Piatti biodegradabili, una novità che si tende a confondere troppo spesso

piatti biodegradabili

L’attenzione verso l’ambiente che ci circonda è un sentimento che, per fortuna, si sta diffondendo sempre di più. Nel corso degli ultimi anni, infatti, è aumentata la consapevolezza di come sia fondamentale rispettare molto di più l’ambiente in cui passiamo la nostra quotidianità e, di conseguenza, scegliere di acquistare anche dei prodotti che siano in linea con tale modo di pensare.

I piatti monouso biodegradabili di ecopiatti, ad esempio, rappresentano davvero un’ottima soluzione anche dal punto di vista estetico. Uno dei vantaggi di affidarsi a questa piattaforma è di poter trovare dei piatti biodegradabili davvero di ogni tipo, visto che si va da quelli che integrano un portabicchiere fino ad arrivare a quelli sviluppata appositamente per ospitare le dimensioni di una pizza, senza dimenticare quelli dotati di ben tre scomparti, l’ideale soprattutto per chi deve organizzare gli aperitivi.

Le differenze tra bioplastica e biodegradabilità

Spesso e volentieri questi due termini vengono impropriamente usati come sinonimi, quando non è affatto così. Anzi, esattamente su tale distinzione sorgono tanti problemi. Stando a quanto è stato riferito da parte della European bioplastic, quando si parla di bioplastica si fa riferimento ad un gruppo di materiali differenti: il termine è corretto se il prodotto in bioplastica viene realizzato avendo come base delle materie prime vegetali, se è biodegradabile, oppure se può vantare entrambi questi due requisiti.

Le bioplastiche, di conseguenza, si possono creare anche solo in parte sfruttando l’uso di materiali vegetali, come ad esempio cellulosa, mais oppure canna da zucchero, mentre altre volte derivano da materie prime di derivazione fossile e non sempre sono biodegradabili.

Quando un materiale si può definire biodegradabile?

Per poter parlare di biodegradabilità di un materiale deve essere presente in natura un microrganismo che abbia l’abilità di eseguire un processo di decomposizione, in maniera tale che lo stesso materiale possa essere assorbito in tutto e per tutto direttamente dal substrato.

I materiali che hanno derivazione vegetale, nella maggior parte dei casi sono proprio biodegradabili, ma ci sono anche varie materiali di natura sintetica che possono esserlo, nonostante le tempistiche legate al processo di decomposizione siano chiaramente ed evidentemente più lunghe. Un materiale che viene pubblicizzato come biodegradabile, però, riportare sulla confezione anche tutte quelle informazioni che riguardano sia i tempi che il grado di decomposizione, così come le condizioni perché tale processo avvenga completamente.

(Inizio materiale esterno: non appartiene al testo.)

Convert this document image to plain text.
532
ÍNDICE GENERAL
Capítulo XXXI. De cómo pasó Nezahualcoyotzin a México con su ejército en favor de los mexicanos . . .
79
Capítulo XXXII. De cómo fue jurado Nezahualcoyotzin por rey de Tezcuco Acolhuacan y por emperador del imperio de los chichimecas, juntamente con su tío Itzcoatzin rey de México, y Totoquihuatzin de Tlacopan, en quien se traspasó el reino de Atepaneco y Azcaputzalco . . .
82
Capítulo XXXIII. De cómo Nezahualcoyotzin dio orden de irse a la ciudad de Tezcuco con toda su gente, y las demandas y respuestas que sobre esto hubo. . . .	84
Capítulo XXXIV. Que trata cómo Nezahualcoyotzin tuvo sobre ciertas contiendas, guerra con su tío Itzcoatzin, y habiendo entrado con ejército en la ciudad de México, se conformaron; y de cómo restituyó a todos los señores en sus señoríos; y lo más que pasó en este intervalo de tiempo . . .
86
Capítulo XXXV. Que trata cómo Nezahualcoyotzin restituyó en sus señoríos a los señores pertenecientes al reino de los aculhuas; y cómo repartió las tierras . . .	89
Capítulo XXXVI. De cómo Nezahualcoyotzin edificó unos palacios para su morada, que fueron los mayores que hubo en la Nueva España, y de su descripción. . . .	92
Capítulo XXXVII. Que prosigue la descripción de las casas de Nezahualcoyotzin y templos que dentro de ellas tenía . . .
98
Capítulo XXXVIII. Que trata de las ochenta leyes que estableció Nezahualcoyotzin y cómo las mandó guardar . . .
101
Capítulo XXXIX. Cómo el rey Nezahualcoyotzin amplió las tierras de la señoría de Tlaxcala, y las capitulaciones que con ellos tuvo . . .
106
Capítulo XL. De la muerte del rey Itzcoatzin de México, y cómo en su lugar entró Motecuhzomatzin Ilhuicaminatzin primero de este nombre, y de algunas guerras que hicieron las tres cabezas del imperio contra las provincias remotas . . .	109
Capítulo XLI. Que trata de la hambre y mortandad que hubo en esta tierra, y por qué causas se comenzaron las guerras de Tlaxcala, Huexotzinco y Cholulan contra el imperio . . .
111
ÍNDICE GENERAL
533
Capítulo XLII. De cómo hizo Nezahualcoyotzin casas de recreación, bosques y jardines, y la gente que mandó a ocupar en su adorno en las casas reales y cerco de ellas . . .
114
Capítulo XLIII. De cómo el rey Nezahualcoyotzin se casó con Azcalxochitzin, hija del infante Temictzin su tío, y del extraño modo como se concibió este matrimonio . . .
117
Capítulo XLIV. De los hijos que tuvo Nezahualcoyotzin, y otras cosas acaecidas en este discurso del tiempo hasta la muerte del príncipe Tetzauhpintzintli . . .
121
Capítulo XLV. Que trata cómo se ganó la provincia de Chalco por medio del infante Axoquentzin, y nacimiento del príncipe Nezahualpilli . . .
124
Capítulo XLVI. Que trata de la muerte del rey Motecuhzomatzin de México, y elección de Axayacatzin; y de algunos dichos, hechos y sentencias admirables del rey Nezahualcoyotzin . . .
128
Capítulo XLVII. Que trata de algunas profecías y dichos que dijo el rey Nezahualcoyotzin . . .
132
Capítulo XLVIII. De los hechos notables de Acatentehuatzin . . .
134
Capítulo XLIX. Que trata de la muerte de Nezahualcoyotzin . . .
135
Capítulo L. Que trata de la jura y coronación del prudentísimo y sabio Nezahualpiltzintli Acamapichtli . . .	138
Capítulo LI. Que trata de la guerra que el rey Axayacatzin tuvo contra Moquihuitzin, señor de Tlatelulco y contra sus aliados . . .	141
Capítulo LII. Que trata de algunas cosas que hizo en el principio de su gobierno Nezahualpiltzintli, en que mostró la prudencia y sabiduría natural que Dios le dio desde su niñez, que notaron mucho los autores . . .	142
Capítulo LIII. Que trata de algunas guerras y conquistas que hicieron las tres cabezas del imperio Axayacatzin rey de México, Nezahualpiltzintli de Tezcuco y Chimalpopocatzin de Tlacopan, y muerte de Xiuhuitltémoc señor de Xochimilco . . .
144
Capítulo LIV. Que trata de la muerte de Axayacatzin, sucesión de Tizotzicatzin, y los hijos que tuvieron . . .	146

I materiali biodegradabili sono anche compostabili?

Ecco un altro aspetto molto importante da chiarire e che non è affatto scontato. Un materiale biodegradabile non vuol dire che è anche compostabile. Di conseguenza, tutti quei rifiuti che vengono classificati come biodegradabili non devono essere collocati all’interno della raccolta dell’organico, ma invece nella pattumiera indifferenziata.

Infatti, un materiale compostabile è certamente biodegradabile, ma al contempo rispetta pienamente alcuni requisiti di degradazione previsti da parte della norma EN 13432. In poche parole, la caratteristica di essere compostabile deriva dal fatto che, nel giro di 180 giorni, subisca un processo di degradazione quantomeno pari al 90% se inserito in un ambiente con un’alta percentuale di anidride carbonica. Al tempo stesso, qualora dovesse essere messo a contatto con materiali organici per almeno 180 giorni, almeno il 90% del materiale stesso deve ridursi in frammenti più piccoli di 2 mm. Tale materiale non deve subire effetti negativi dal ciclo di compostaggio e deve avere valori sia del pH che concentrazioni di vari metalli ed elementi inferiori a determinate soglie.